Materials containing asbestos are not harmful to humans unless interfered with. Yes! Leave it alone and it does not present any danger to you. Interfere with Asbestos and you could be exposing your self to some serious illnesses.

The first and best advice I can give you therefore in managing and handling asbestos containing products is don’t. Handle it that is. Do not interfere with it in any way, don’t drill, don’t cut it, don’t sand it, avoid being in a position where you can break it.

It is in the disturbing of a product which contains asbestos that the fibres can become airborne. It is airborne fibres that present a problem to humans and their health. The fibres when inhaled can cause problems with your respiratory system.
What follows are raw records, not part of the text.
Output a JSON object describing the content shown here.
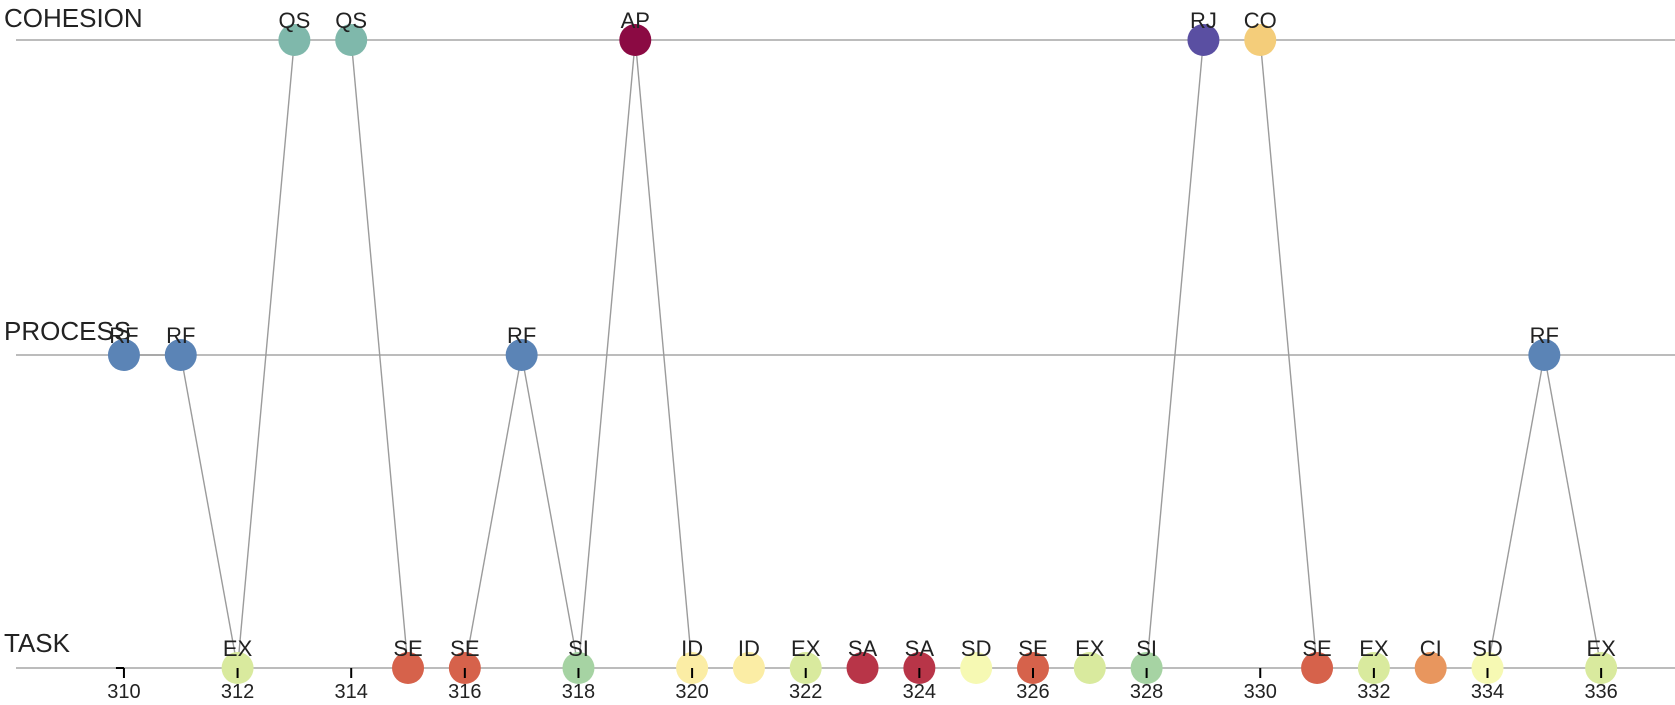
{
  "chart_data": {
    "type": "scatter",
    "title": "",
    "xlabel": "",
    "ylabel": "",
    "xlim": [
      308.1,
      337.3
    ],
    "lanes": [
      "COHESION",
      "PROCESS",
      "TASK"
    ],
    "x_ticks": [
      310,
      312,
      314,
      316,
      318,
      320,
      322,
      324,
      326,
      328,
      330,
      332,
      334,
      336
    ],
    "points": [
      {
        "x": 313,
        "lane": "COHESION",
        "label": "QS",
        "color": "#7fb8ab"
      },
      {
        "x": 314,
        "lane": "COHESION",
        "label": "QS",
        "color": "#7fb8ab"
      },
      {
        "x": 319,
        "lane": "COHESION",
        "label": "AP",
        "color": "#8b0a43"
      },
      {
        "x": 329,
        "lane": "COHESION",
        "label": "RJ",
        "color": "#5a4fa2"
      },
      {
        "x": 330,
        "lane": "COHESION",
        "label": "CO",
        "color": "#f4cd7a"
      },
      {
        "x": 310,
        "lane": "PROCESS",
        "label": "RF",
        "color": "#5b84b6"
      },
      {
        "x": 311,
        "lane": "PROCESS",
        "label": "RF",
        "color": "#5b84b6"
      },
      {
        "x": 317,
        "lane": "PROCESS",
        "label": "RF",
        "color": "#5b84b6"
      },
      {
        "x": 335,
        "lane": "PROCESS",
        "label": "RF",
        "color": "#5b84b6"
      },
      {
        "x": 312,
        "lane": "TASK",
        "label": "EX",
        "color": "#d9ea9e"
      },
      {
        "x": 315,
        "lane": "TASK",
        "label": "SE",
        "color": "#d6624b"
      },
      {
        "x": 316,
        "lane": "TASK",
        "label": "SE",
        "color": "#d6624b"
      },
      {
        "x": 318,
        "lane": "TASK",
        "label": "SI",
        "color": "#a6d3a3"
      },
      {
        "x": 320,
        "lane": "TASK",
        "label": "ID",
        "color": "#fbeda5"
      },
      {
        "x": 321,
        "lane": "TASK",
        "label": "ID",
        "color": "#fbeda5"
      },
      {
        "x": 322,
        "lane": "TASK",
        "label": "EX",
        "color": "#d9ea9e"
      },
      {
        "x": 323,
        "lane": "TASK",
        "label": "SA",
        "color": "#b83548"
      },
      {
        "x": 324,
        "lane": "TASK",
        "label": "SA",
        "color": "#b83548"
      },
      {
        "x": 325,
        "lane": "TASK",
        "label": "SD",
        "color": "#f6f9b3"
      },
      {
        "x": 326,
        "lane": "TASK",
        "label": "SE",
        "color": "#d6624b"
      },
      {
        "x": 327,
        "lane": "TASK",
        "label": "EX",
        "color": "#d9ea9e"
      },
      {
        "x": 328,
        "lane": "TASK",
        "label": "SI",
        "color": "#a6d3a3"
      },
      {
        "x": 331,
        "lane": "TASK",
        "label": "SE",
        "color": "#d6624b"
      },
      {
        "x": 332,
        "lane": "TASK",
        "label": "EX",
        "color": "#d9ea9e"
      },
      {
        "x": 333,
        "lane": "TASK",
        "label": "CI",
        "color": "#e8965e"
      },
      {
        "x": 334,
        "lane": "TASK",
        "label": "SD",
        "color": "#f6f9b3"
      },
      {
        "x": 336,
        "lane": "TASK",
        "label": "EX",
        "color": "#d9ea9e"
      }
    ],
    "links": [
      [
        310,
        311
      ],
      [
        311,
        312
      ],
      [
        312,
        313
      ],
      [
        314,
        315
      ],
      [
        316,
        317
      ],
      [
        317,
        318
      ],
      [
        318,
        319
      ],
      [
        319,
        320
      ],
      [
        328,
        329
      ],
      [
        330,
        331
      ],
      [
        334,
        335
      ],
      [
        335,
        336
      ]
    ],
    "grid": false,
    "legend": "none"
  }
}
Enclosed environments therefore present a greater chance of affliction than open areas outside.

Given this, the second piece of advice I can give you is, if you have to interfere with it hire a professional to do it for you, and stay away while this is being done. In so doing and if in any doubt that the product contains asbestos, assume that it does.

When hiring an individual to remove or otherwise alter an asbestos product ask them whether they have a licence, what experience they have and what work safe practices they intend to employ. Find out if they comply with industry codes of practice.

The contractors are too dear and the work has to be done. This could be the worse decision you ever make if you do not take precautions. If you have to do it yourself then to start with we recommend you get a professional to have a sample tested and analysed to qualify the material content. Laboratory analysis costs can range between $60-$100 per sample and will depend on the type of material and analysis technique that is required.

If you simply must do it yourself then please, please, please take precautions for the sake of not only your own health but those around you. From preparing the area, wearing protective throw away clothing, and wearing appropriate respirators we recommend you read the information available from the Australian Government Department of Health website for a detailed list of Do’s and Don’ts but (at the end of the day) doing it yourself could cost you what you are not prepared to pay.